Monday, 14 Jun 2021

Finding The Heart Of Midgar With Final Fantasy 7 Remake Intergrade’s Photo Mode

The photo mode in Final Fantasy 7 Remake Intergrade is surprisingly limited compared to its contemporaries, but that hasn’t stopped me from sinking into it every 30 seconds to snap pictures of my favourite characters and position landscapes in such a way that the player camera is seldom capable of. This modern rendition of Midgar is positively beautiful, despite the dystopian political machinations that pin much its populace into submission. It’s about finding beauty amidst the oppression, seeking out small pockets of humanity that wish to carve out a purpose away from the lives they’re forced to abide by. Photo mode allows this, and when combined with the improved visuals courtesy of the PS5, it results in something quite special indeed.

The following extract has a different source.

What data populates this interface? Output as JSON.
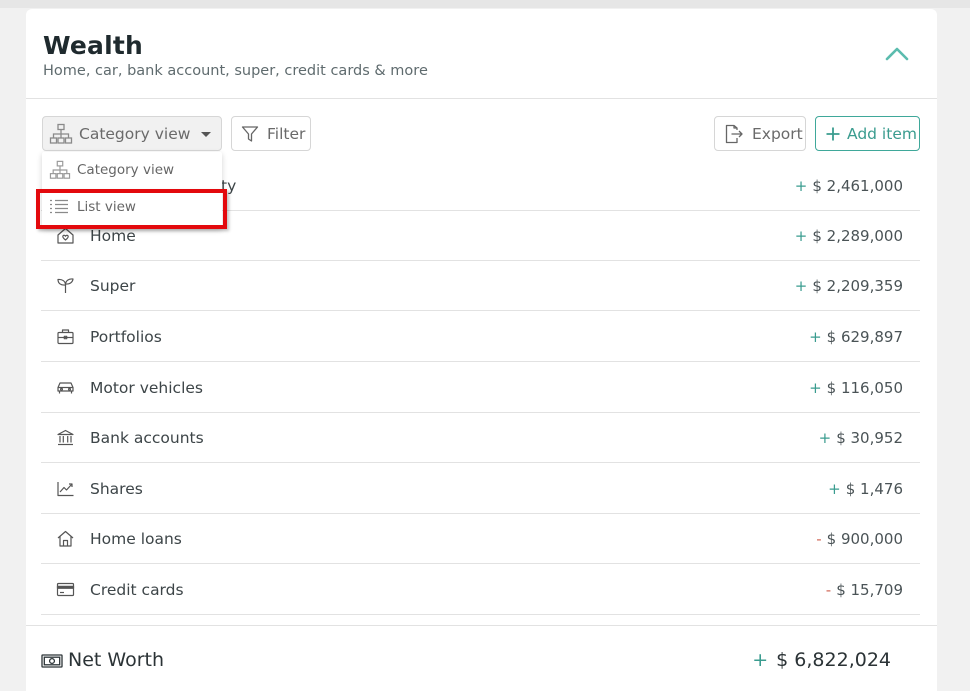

Compared to Spider-Man: Miles Morales, Horizon Zero Dawn, or Ghost of Tsushima, the photo mode here is oddly restrictive. Camera angles are unusually tight, with the field of view not allowing you to zoom out and go beyond expected environmental constraints. You can tilt the image and move your perspective up and down, but beyond a few fanciful features there is little here to help Intergrade stand out.

Fortunately, these restrictions don’t prevent me from exploring each new location with an intricate attention to detail. Even in the opening reactor, I’d stop and stare in the majority of new rooms as I flicked on photo mode and peered at the faces of characters, admiring newfound flourishes that went unnoticed in the original release.

The craftsmanship on display in almost everything is immaculate, even once you step onto the streets of Midgar itself where dozens of NPCs populate every corner. Upon the reactor’s sudden explosion, you find yourself in a city whose inhabitants are reeling from the trauma of losing homes, loved ones, and have had their sense of stability torn asunder by your actions. In the original game, you could walk past them and soak in the dialogue, your perspective limited to where Cloud’s feet could take him. Now things are completely different. Call me a voyeur if you like, but I nestled myself within these suffering crowds, using photo mode to analyse the scorching fires and plentiful debris that littered the streets, watching alongside citizens who could do nothing but witness everything they hold dear fall apart.

Enhanced resolution and graphics help these moments pop all the more, many of the new additions transferring over to a photo mode that is utterly uncompromising. Final Fantasy 7 Remake always forced you to contemplate huge moral dilemmas and the human cost of political progress, but now you have the ability to stop and analyse these moments, piecing together personal conclusions now made possible thanks to the introduction of photo mode. However, it isn’t all a morbid disaster marathon wrought with melancholic storytelling. Intergrade also gives the urbanism of Midgar far more room to breathe. Storefronts, theatres, and cafes are now rendered in supreme detail, so obviously I approached them armed with photo mode to capture the normalcy of this society, peering into the businesses that define the everyday lives of its workers. It’s refreshing, and the interface is intuitive enough that hopping into photo mode between battles and during cutscenes is a breeze.

I’m still only a few hours into Intergrade, so many of the character moments I hold dear haven’t even occurred yet. Aerith isn’t in my party, so the lesbian chemistry between her and Tifa hasn’t even materialised. Once it does, you can expect me to spend several hours in photo mode capturing material for my fanfiction. Only kidding, I haven’t written anything like that – not yet, anyway. Everyone will approach photo mode in a variety of different ways, perhaps using it as a brief distraction as they progress through the main story, examining the finer details of the world, capturing Cloud’s subtle emotional tells, or sinking into it more seriously as part of a second playthrough. I’m in the latter camp, and I’m having so much fun revisiting a world that means so much to me. Much of Intergrade remains a surprise, regardless of how familiar I am with the overall narrative, and being able to rediscover this through the magic of photo mode is an unexpected delight.